Sometimes the process of collecting follows an unexpected path. The story of the museum’s acquisition of a suite of mid-1970s works by Charlotte Perriand began with an e-mail from Poland and led us from a garage in suburban Addison, Illinois, to a remote mountain range in the Alps.
Nearly five years ago, we received an e-mail from a Polish art collector and his architect-trained wife who live in the western Chicago suburb of Addison. Together they had developed a serious collection of work by Perriand, including furniture and objects from a ski resort called Les Arcs in the French Alps.
The objects they proposed for our collection were rather unusual: two entire rooms made out of shiny red molded fiberglass—a kitchen and a bathroom—complete with appliances, and fixtures including sinks, lights, an oven, and even a bidet in the bathroom unit. These prefabs, or prefabricated units, were created in a factory in order to be “plugged in” to the frames of large residential buildings in the resort during the course of construction.
French architect and designer Charlotte Perriand was part of a team of designers, engineers, and architects who created this resort between 1967 and 1985, with several different areas named for their altitude (Arc 1600 for the area located at 1600 meters above sea level, Arc 1800, etc.). Perriand’s design for the Les Arcs prefabs responded to the difficulties of building in this remote location, as well as the short window of time for construction between winters. Yet, it was also a modernist response to the social goals for this project, the democratization of skiing and winter recreation in France.
The connections between Perriand’s prefabs and other experimental work by modern architects in the museum’s collection—such as Buckminster Fuller and Bertrand Goldberg, as well as furniture in our holdings designed by Perriand and architect Le Corbusier—made the pieces irresistible. We agreed to acquire the work from the collectors and immediately began planning for the eventual inclusion of these pieces in our future plans for new permanent collection galleries in the Modern Wing.
Our two units were stored in a garage, and we drove out to Addison to retrieve them. Both were in remarkable shape, appliances intact, so they came back to the museum with us.
However, the work and adventure had only just begun. A few years later, the Department of Architecture and Design received a generous grant from the museum’s Community Associates to produce videos related to important pieces in the collection. The Perriand prefabs were a special focus for this project, as we knew that these works would benefit from the kind of rich context a video could provide. You can see the final videos in the galleries.

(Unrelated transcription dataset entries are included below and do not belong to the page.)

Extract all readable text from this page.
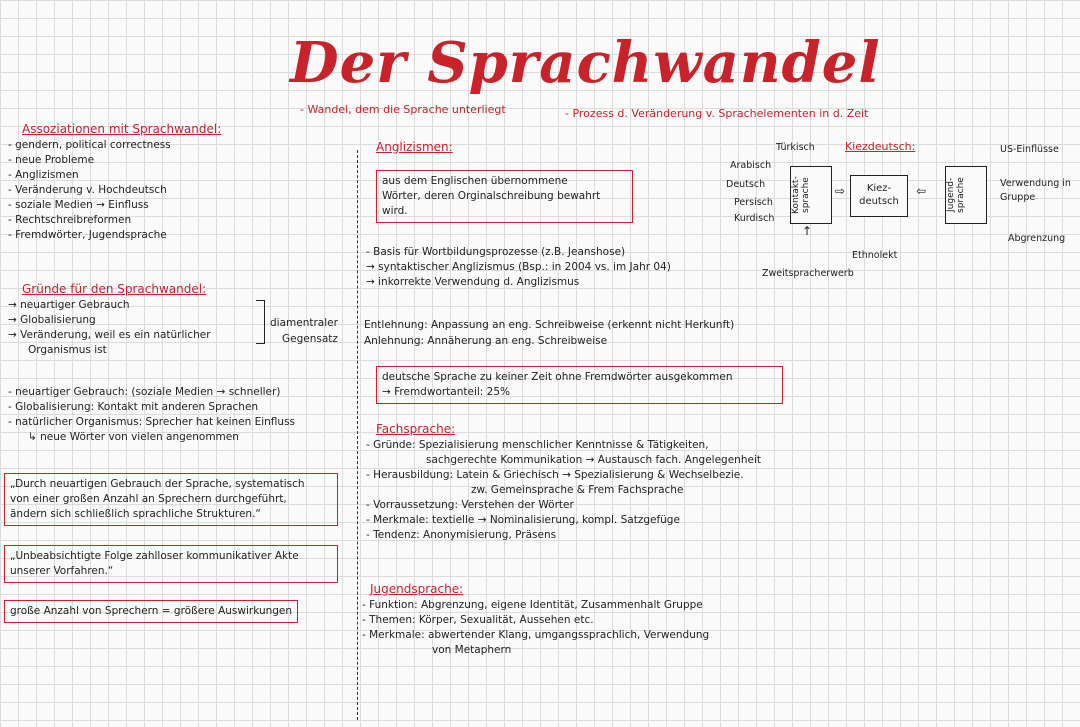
Der Sprachwandel
- Wandel, dem die Sprache unterliegt	- Prozess d. Veränderung v. Sprachelementen in d. Zeit
Assoziationen mit Sprachwandel:
- gendern, political correctness
- neue Probleme
- Anglizismen
- Veränderung v. Hochdeutsch
- soziale Medien → Einfluss
- Rechtschreibreformen
- Fremdwörter, Jugendsprache
Gründe für den Sprachwandel:
→ neuartiger Gebrauch
→ Globalisierung
→ Veränderung, weil es ein natürlicher
Organismus ist
diamentraler
Gegensatz
- neuartiger Gebrauch: (soziale Medien → schneller)
- Globalisierung: Kontakt mit anderen Sprachen
- natürlicher Organismus: Sprecher hat keinen Einfluss
↳ neue Wörter von vielen angenommen
„Durch neuartigen Gebrauch der Sprache, systematisch
von einer großen Anzahl an Sprechern durchgeführt,
ändern sich schließlich sprachliche Strukturen.“
„Unbeabsichtigte Folge zahlloser kommunikativer Akte
unserer Vorfahren.“
große Anzahl von Sprechern = größere Auswirkungen
Anglizismen:
aus dem Englischen übernommene
Wörter, deren Orginalschreibung bewahrt
wird.
- Basis für Wortbildungsprozesse (z.B. Jeanshose)
→ syntaktischer Anglizismus (Bsp.: in 2004 vs. im Jahr 04)
→ inkorrekte Verwendung d. Anglizismus
Entlehnung: Anpassung an eng. Schreibweise (erkennt nicht Herkunft)
Anlehnung: Annäherung an eng. Schreibweise
deutsche Sprache zu keiner Zeit ohne Fremdwörter ausgekommen
→ Fremdwortanteil: 25%
Fachsprache:
- Gründe: Spezialisierung menschlicher Kenntnisse & Tätigkeiten,
sachgerechte Kommunikation → Austausch fach. Angelegenheit
- Herausbildung: Latein & Griechisch → Spezialisierung & Wechselbezie.
zw. Gemeinsprache & Frem Fachsprache
- Vorraussetzung: Verstehen der Wörter
- Merkmale: textielle → Nominalisierung, kompl. Satzgefüge
- Tendenz: Anonymisierung, Präsens
Jugendsprache:
- Funktion: Abgrenzung, eigene Identität, Zusammenhalt Gruppe
- Themen: Körper, Sexualität, Aussehen etc.
- Merkmale: abwertender Klang, umgangssprachlich, Verwendung
von Metaphern
Kiezdeutsch:
Türkisch
Arabisch
Deutsch
Persisch
Kurdisch
Kontakt-sprache	⇨	Kiez-deutsch
⇦ Jugend-sprache
Ethnolekt
Zweitspracherwerb
↑
US-Einflüsse
Verwendung in Gruppe
Abgrenzung
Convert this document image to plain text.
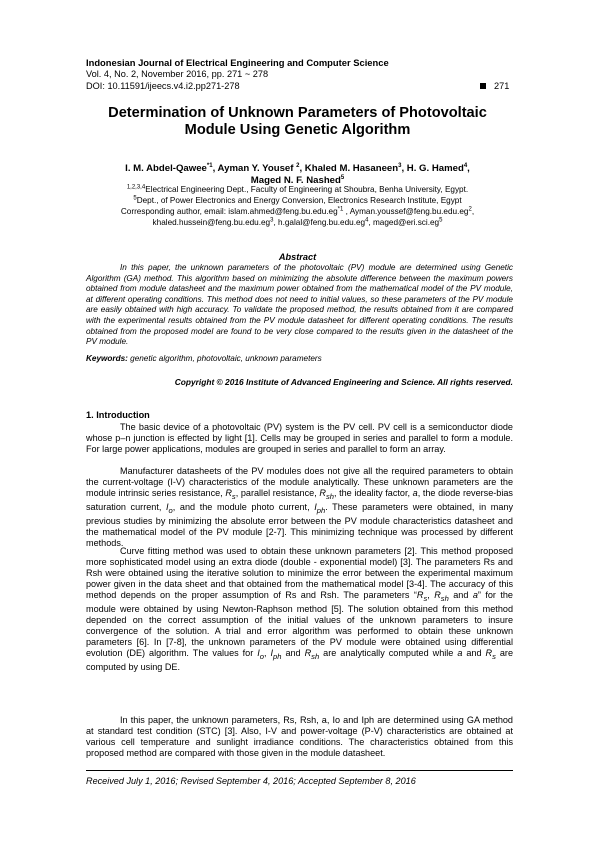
Indonesian Journal of Electrical Engineering and Computer Science
Vol. 4, No. 2, November 2016, pp. 271 ~ 278
DOI: 10.11591/ijeecs.v4.i2.pp271-278	271
Determination of Unknown Parameters of Photovoltaic
Module Using Genetic Algorithm
I. M. Abdel-Qawee$^{*1}$, Ayman Y. Yousef $^2$, Khaled M. Hasaneen$^3$, H. G. Hamed$^4$,
Maged N. F. Nashed$^5$
$^{1,2,3,4}$Electrical Engineering Dept., Faculty of Engineering at Shoubra, Benha University, Egypt.
$^5$Dept., of Power Electronics and Energy Conversion, Electronics Research Institute, Egypt
Corresponding author, email: $islam.ahmed@feng.bu.edu.eg^{*1}$ , $Ayman.youssef@feng.bu.edu.eg^2$,
$khaled.hussein@feng.bu.edu.eg^3$, $h.galal@feng.bu.edu.eg^4$, $maged@eri.sci.eg^5$
Abstract
In this paper, the unknown parameters of the photovoltaic (PV) module are determined using Genetic Algorithm (GA) method. This algorithm based on minimizing the absolute difference between the maximum powers obtained from module datasheet and the maximum power obtained from the mathematical model of the PV module, at different operating conditions. This method does not need to initial values, so these parameters of the PV module are easily obtained with high accuracy. To validate the proposed method, the results obtained from it are compared with the experimental results obtained from the PV module datasheet for different operating conditions. The results obtained from the proposed model are found to be very close compared to the results given in the datasheet of the PV module.
Keywords: genetic algorithm, photovoltaic, unknown parameters
Copyright © 2016 Institute of Advanced Engineering and Science. All rights reserved.
1. Introduction
The basic device of a photovoltaic (PV) system is the PV cell. PV cell is a semiconductor diode whose p–n junction is effected by light [1]. Cells may be grouped in series and parallel to form a module. For large power applications, modules are grouped in series and parallel to form an array.
Manufacturer datasheets of the PV modules does not give all the required parameters to obtain the current-voltage (I-V) characteristics of the module analytically. These unknown parameters are the module intrinsic series resistance, $R_s$, parallel resistance, $R_{sh}$, the ideality factor, a, the diode reverse-bias saturation current, $I_o$, and the module photo current, $I_{ph}$. These parameters were obtained, in many previous studies by minimizing the absolute error between the PV module characteristics datasheet and the mathematical model of the PV module [2-7]. This minimizing technique was processed by different methods.
Curve fitting method was used to obtain these unknown parameters [2]. This method proposed more sophisticated model using an extra diode (double - exponential model) [3]. The parameters Rs and Rsh were obtained using the iterative solution to minimize the error between the experimental maximum power given in the data sheet and that obtained from the mathematical model [3-4]. The accuracy of this method depends on the proper assumption of Rs and Rsh. The parameters “$R_s$, $R_{sh}$ and a” for the module were obtained by using Newton-Raphson method [5]. The solution obtained from this method depended on the correct assumption of the initial values of the unknown parameters to insure convergence of the solution. A trial and error algorithm was performed to obtain these unknown parameters [6]. In [7-8], the unknown parameters of the PV module were obtained using differential evolution (DE) algorithm. The values for $I_o$, $I_{ph}$ and $R_{sh}$ are analytically computed while a and $R_s$ are computed by using DE.
In this paper, the unknown parameters, Rs, Rsh, a, Io and Iph are determined using GA method at standard test condition (STC) [3]. Also, I-V and power-voltage (P-V) characteristics are obtained at various cell temperature and sunlight irradiance conditions. The characteristics obtained from this proposed method are compared with those given in the module datasheet.
Received July 1, 2016; Revised September 4, 2016; Accepted September 8, 2016
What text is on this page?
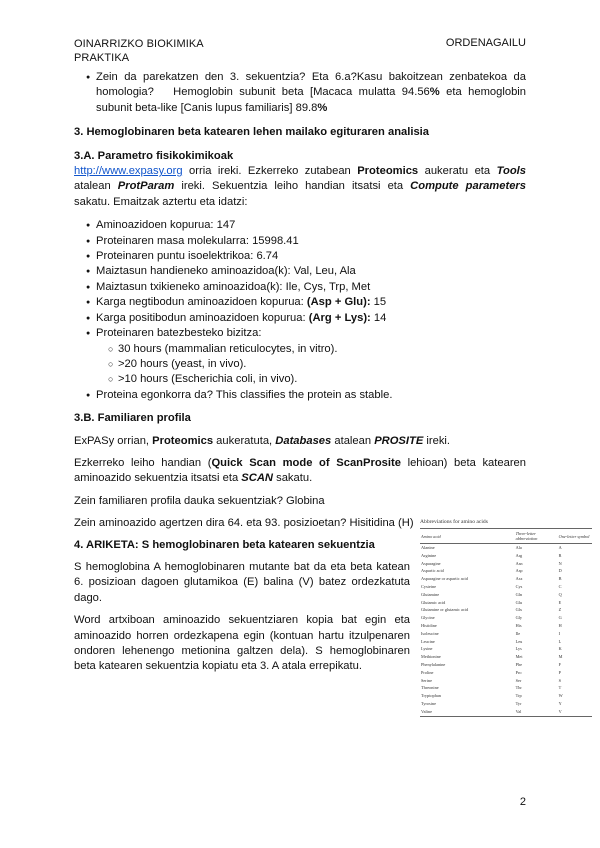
OINARRIZKO BIOKIMIKA
PRAKTIKA
ORDENAGAILU
● Zein da parekatzen den 3. sekuentzia? Eta 6.a?Kasu bakoitzean zenbatekoa da homologia? Hemoglobin subunit beta [Macaca mulatta 94.56% eta hemoglobin subunit beta-like [Canis lupus familiaris] 89.8%
3. Hemoglobinaren beta katearen lehen mailako egituraren analisia
3.A. Parametro fisikokimikoak
http://www.expasy.org orria ireki. Ezkerreko zutabean Proteomics aukeratu eta Tools atalean ProtParam ireki. Sekuentzia leiho handian itsatsi eta Compute parameters sakatu. Emaitzak aztertu eta idatzi:
● Aminoazidoen kopurua: 147
● Proteinaren masa molekularra: 15998.41
● Proteinaren puntu isoelektrikoa: 6.74
● Maiztasun handieneko aminoazidoa(k): Val, Leu, Ala
● Maiztasun txikieneko aminoazidoa(k): Ile, Cys, Trp, Met
● Karga negtibodun aminoazidoen kopurua: (Asp + Glu): 15
● Karga positibodun aminoazidoen kopurua: (Arg + Lys): 14
● Proteinaren batezbesteko bizitza:
○ 30 hours (mammalian reticulocytes, in vitro).
○ >20 hours (yeast, in vivo).
○ >10 hours (Escherichia coli, in vivo).
● Proteina egonkorra da? This classifies the protein as stable.
3.B. Familiaren profila
ExPASy orrian, Proteomics aukeratuta, Databases atalean PROSITE ireki.
Ezkerreko leiho handian (Quick Scan mode of ScanProsite lehioan) beta katearen aminoazido sekuentzia itsatsi eta SCAN sakatu.
Zein familiaren profila dauka sekuentziak? Globina
Zein aminoazido agertzen dira 64. eta 93. posizioetan? Hisitidina (H)
4. ARIKETA: S hemoglobinaren beta katearen sekuentzia
S hemoglobina A hemoglobinaren mutante bat da eta beta katean 6. posizioan dagoen glutamikoa (E) balina (V) batez ordezkatuta dago.
Word artxiboan aminoazido sekuentziaren kopia bat egin eta aminoazido horren ordezkapena egin (kontuan hartu itzulpenaren ondoren lehenengo metionina galtzen dela). S hemoglobinaren beta katearen sekuentzia kopiatu eta 3. A atala errepikatu.
Abbreviations for amino acids
Amino acid	Three-letter abbreviation	One-letter symbol
Alanine	Ala	A
Arginine	Arg	R
Asparagine	Asn	N
Aspartic acid	Asp	D
Asparagine or aspartic acid	Asx	B
Cysteine	Cys	C
Glutamine	Gln	Q
Glutamic acid	Glu	E
Glutamine or glutamic acid	Glx	Z
Glycine	Gly	G
Histidine	His	H
Isoleucine	Ile	I
Leucine	Leu	L
Lysine	Lys	K
Methionine	Met	M
Phenylalanine	Phe	F
Proline	Pro	P
Serine	Ser	S
Threonine	Thr	T
Tryptophan	Trp	W
Tyrosine	Tyr	Y
Valine	Val	V
2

In collaboration with the Department of Digital Experience at the museum, we partnered with Spirit of Space, a Milwaukee-based video production company that specializes in capturing the experience of architecture and the built environment. Our work on the videos began in late winter, and as we initiated discussions with the filmmakers, we realized that we needed to get to Les Arcs in just a few short weeks to make sure there was still snow on the ground! After a flurry of exciting phone calls and emails in French with a press contact at Les Arcs and a number of owners of units at the ski resort, we headed to the Alps.
Les Arcs is located in a remote area of France roughly equidistant from Lyon, Turin in Italy, and Geneva in Switzerland. It took a plane, train, and finally a funicular ride to arrive at our shoot. The location is more beautiful than we imagined, a secluded complex of residential buildings, pristine slopes, and wooded hills that looked remarkably fresh more than 30 years after the completion of the project. We stayed in one of Perriand’s original apartments and experienced firsthand the spatial logic of these compact yet airy spaces, complete with a double-height living room, cozy mezzanine bedrooms with mountain views, and yes, a super shiny space-age prefab bathroom (though this one was blue)!
As we open the doors to our remarkable new architecture and design galleries in the Modern Wing this week, I can’t wait for visitors to share in the excitement of our visit to Les Arcs, through their experience with Charlotte Perriand’s remarkable objects on view as well as the stunning video of the landscape and buildings that formed such an important part of her prolific career.
—Alison Fisher, Harold and Margot Schiff Associate Curator of the Department of Architecture and Design
Past Forward: Architecture and Design at the Art Institute opens September 12.